The Leader
Scallion

Tea with Phyllis: Get your Phyl of Phillis

PHYLLIS T. CUPP
Lampoonist

The Lampoon section of The Leader, over the years, has changed drastically. When I was first a freshman, in 1999, all we talked about was Destiny’s Child and Bill Clinton. I look back fondly at my very first article, “Bills, Bills, Bills: Does he pay the child support bills?”

Though we still have Beyonce, and Hillary is capitalizing on a fractured country, never did we think, not even for a moment, that we’d do a profile issue. The only profiles we thought about were racial profiles — and, even now, in 2015, those are still a problem.

But I thought, now that I have all the power on this paper, now that I’m a super, super, super senior, why not take the chance: If we’re doing a profile issue, let me tell you about the one, the only, Phyllis Tiana Cupp.

Let’s start at the beginning. The year was 1962. I was conceived in a misty meadow on the coast of New Zealand to parents Bob and Jane Cupp.

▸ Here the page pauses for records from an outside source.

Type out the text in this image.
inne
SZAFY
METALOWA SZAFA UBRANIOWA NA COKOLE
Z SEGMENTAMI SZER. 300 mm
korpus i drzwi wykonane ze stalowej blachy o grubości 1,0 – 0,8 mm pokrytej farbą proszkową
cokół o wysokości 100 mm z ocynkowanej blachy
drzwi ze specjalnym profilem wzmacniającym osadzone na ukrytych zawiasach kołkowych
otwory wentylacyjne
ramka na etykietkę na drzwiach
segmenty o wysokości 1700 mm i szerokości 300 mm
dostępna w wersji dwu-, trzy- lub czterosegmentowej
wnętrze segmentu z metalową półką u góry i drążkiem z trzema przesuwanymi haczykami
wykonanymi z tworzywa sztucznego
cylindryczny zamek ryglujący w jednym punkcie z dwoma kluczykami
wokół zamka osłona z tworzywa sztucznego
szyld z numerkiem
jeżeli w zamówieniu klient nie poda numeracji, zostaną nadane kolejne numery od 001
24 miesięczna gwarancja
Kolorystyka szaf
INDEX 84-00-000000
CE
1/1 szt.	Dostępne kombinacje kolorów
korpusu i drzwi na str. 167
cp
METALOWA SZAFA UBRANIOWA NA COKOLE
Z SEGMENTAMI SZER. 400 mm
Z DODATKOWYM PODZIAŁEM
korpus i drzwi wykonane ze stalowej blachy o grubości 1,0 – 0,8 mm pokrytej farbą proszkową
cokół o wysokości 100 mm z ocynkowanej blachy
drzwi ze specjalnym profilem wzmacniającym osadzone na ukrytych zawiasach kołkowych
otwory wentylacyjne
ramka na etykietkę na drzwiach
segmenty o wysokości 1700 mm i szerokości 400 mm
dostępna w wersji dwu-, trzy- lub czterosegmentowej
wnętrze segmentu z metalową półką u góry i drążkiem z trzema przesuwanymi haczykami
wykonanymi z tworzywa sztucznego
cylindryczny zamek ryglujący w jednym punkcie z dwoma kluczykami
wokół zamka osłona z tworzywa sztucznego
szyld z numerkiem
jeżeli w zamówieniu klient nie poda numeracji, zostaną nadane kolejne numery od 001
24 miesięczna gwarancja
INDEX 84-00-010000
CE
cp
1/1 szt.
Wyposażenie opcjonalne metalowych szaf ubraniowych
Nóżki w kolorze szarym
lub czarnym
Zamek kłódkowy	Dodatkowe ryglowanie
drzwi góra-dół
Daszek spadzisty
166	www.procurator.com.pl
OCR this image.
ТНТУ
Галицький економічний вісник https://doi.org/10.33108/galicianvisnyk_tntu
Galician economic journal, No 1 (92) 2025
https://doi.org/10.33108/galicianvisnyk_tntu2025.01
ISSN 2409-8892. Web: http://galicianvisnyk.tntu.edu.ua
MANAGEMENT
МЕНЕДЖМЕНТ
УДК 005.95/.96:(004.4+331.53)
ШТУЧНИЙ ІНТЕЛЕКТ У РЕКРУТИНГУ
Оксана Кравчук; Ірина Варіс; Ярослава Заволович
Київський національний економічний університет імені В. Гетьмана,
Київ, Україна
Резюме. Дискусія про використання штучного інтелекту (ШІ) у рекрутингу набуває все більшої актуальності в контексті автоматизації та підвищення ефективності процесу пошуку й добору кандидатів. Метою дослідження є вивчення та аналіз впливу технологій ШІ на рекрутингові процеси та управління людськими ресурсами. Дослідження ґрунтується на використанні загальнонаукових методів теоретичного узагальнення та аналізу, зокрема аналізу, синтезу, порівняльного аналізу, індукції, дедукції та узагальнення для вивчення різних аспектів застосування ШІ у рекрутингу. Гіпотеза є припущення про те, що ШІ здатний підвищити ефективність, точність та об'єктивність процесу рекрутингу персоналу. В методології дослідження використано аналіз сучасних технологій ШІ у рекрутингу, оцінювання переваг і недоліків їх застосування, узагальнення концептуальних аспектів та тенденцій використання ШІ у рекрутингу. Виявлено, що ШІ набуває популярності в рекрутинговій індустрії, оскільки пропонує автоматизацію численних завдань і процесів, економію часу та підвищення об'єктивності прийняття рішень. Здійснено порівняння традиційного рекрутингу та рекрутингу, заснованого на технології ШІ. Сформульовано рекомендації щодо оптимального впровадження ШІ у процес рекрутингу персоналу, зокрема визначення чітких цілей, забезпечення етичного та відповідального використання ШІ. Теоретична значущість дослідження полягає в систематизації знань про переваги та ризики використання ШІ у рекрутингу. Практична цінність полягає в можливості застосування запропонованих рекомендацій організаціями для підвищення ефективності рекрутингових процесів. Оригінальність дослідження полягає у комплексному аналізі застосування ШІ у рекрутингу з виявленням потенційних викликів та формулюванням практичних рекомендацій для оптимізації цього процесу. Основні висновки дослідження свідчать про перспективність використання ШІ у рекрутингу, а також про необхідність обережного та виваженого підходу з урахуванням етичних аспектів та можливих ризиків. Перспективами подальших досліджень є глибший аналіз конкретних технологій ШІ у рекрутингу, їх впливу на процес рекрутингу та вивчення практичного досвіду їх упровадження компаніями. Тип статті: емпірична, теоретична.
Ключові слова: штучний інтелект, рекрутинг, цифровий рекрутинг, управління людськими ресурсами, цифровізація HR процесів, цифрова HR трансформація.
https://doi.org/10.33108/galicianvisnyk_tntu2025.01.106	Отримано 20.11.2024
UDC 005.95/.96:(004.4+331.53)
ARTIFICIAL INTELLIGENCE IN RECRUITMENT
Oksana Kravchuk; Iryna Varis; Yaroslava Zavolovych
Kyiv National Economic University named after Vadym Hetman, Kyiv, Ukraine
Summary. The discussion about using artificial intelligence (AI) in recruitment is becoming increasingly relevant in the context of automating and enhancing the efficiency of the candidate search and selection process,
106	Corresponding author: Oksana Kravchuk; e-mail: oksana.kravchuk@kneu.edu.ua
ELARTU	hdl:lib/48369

My father died of a heart attack the moment I was planted inside of my mother; soon after, a boat to America showed up on the dock, and I was carried across the great ocean to my soon­ to­be homeland.

I’ve still never forgiven my father for his weak heart, abandoning my mother to live her life alone in a new world. She spent nine months on that boat, but finally, we arrived on the coast of Long Island.

We traveled for days in the back of a horse­drawn carriage. It was during this time, sitting next to a man named Carol, who smelled of dust, compost, and, faintly, lemons, that I was released into this world.

Bacteria was raging in those days, and my mother did not survive the childbirth. I was left with this man named Carol who raised me until I was old enough to walk. Then, I was on my own, in the great big metropolis of Fredonia.

I took this town by storm. As soon as I could, I got a job at Collassa’s pizza, bussing tables and mopping vomit. I knew the streets like the back of my hand. I pioneered a gang we called “Buster’s Beans,” and we each got matching tattoos at Studio 45 — now known as Dharma Studios.

I felt alive when I ran with the Beans, but alas, on my seventh birthday, I left Fredonia. I got my license to legally carry a pistol and lived in the woods, hunting for deer and mushrooms. Although Fredonia was in my rearview mirror, I knew in my heart it was my home.

I know everything about this campus. I’ve taken one class every semester, living life one step at a time. I grew up here, and I know the way things should be.

Look out for me this semester — I’ve returned to keep the stasis amongst the faces and to keep the tea cups always Phyll’d.